Se sentó frente al espejo. Su reflejo iluminado por la única bombilla superviviente de las ocho que rodeaban el marco. Tocó una de las luces apagadas y vio como su guante quedaba manchado de polvo. Lo observó durante unos segundos. Después, tirando poco a poco y ayudado por la otra mano, se lo quitó. Repitió lo mismo con el guante que le quedaba. Descubrió que unos pequeños y amarillentos haces de luz se dibujaban sobre sus uñas mientras tocaba de nuevo las bombillas apagadas y se manchaba sus dedos.
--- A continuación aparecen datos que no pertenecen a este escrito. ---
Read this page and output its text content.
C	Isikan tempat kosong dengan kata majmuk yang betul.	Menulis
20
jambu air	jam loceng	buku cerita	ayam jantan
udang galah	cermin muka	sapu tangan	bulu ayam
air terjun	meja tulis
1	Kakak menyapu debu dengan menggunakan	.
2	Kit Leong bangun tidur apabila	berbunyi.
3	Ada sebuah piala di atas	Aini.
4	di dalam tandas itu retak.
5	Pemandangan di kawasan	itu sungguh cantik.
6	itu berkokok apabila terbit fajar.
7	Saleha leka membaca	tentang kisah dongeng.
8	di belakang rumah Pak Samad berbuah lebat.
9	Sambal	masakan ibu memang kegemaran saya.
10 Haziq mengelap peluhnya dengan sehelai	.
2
La falta de luz también ocultaba las grietas de la madera, las esquinas desgastadas y los trozos que faltaban en los bordes.
Se dio la vuelta ligeramente y dirigió su mirada hacia los marcos que estaban colocados sobre las viejas estanterías, apenas iluminados por las luces del espejo. Las sonrisas alegres que estaban dibujadas para la eternidad. Seis. Habían sido seis y ahora sólo quedaba él. En todas las fotografías aparecían en medio de la pista de circo, sobre la arena blanca, en el centro de un círculo repleto de niños que reían y lloraban de felicidad. Cerró los ojos y recordó lo sucedido un par de horas antes. Todo había cambiado. Cuando volvió a mirar, la oscuridad ya se había tragado esas imágenes.
Con un gesto cansado se dirigió de nuevo hacia el espejo. Por primera vez, se dio cuenta de las arrugas que se dibujaban en su frente a través del maquillaje blanco, de las rayas que se formaban en los extremos de sus ojos y en las comisuras de la sonrisa roja. Incluso en sus manos, que ahora ya no mantenían la firmeza de antes y que temblaban mientras se dirigían, ya por última vez al algodón que tenía encima de la mesa, junto al espejo. Con gestos mecánicos empezó a pasárselo impregnado de crema por la cara, recordando y sin poder evitar que las lágrimas también se mezclasen con el maquillaje.

Poco a poco, el foco de luz se fue reduciendo, primero ocultando sus ropas, sus manos y, finalmente, su rostro.

Depositó encima de la mesa el último algodón. Se quitó la nariz de plástico roja de la cara. Frente al espejo vio ahora al anciano que era. Cerró los ojos y escuchó el viento, que hacía mucho se había llevado las risas de los niños.